Investor fears are also driving down some commodity prices. Copper prices, for example, are down 1.1 percent this week.

“If industrial metals decline, it’s anticipation of a decline in global demand and a slowdown in global demand” over the next six months, said Sam Stovall, chief investment strategist for Standard & Poor’s Equity Research Services.

Crude oil prices fell about 2.6 percent to end the day below $100 a barrel. News reports in Saudi Arabia said the world’s biggest oil exporter would increase production to 10 million barrels per day, the highest in 30 years.

The market slump is also continuing to send investors into the safety of U.S. government bonds.

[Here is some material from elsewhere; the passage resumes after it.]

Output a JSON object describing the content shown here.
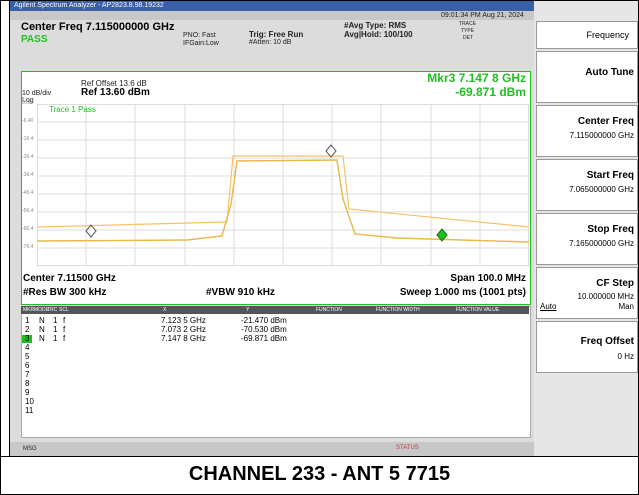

Yields slid on the 10-year Treasury bond Friday, ending the day at 2.97 percent. That is down from more than 3 percent at the beginning of the year. Bond prices and yields move in opposite directions, and a lower yield generally means that buyers are willing to earn less on their investment in return for holding government debt.

Analysts expect the slide will continue until investors have good news to cheer on the economy, but few believe that the malaise will continue forever.

The Dow could fall “maybe another 400 points below where we are now” before starting to recover, said Phil Orlando, chief equity market strategist at New York asset manager Federated Investors.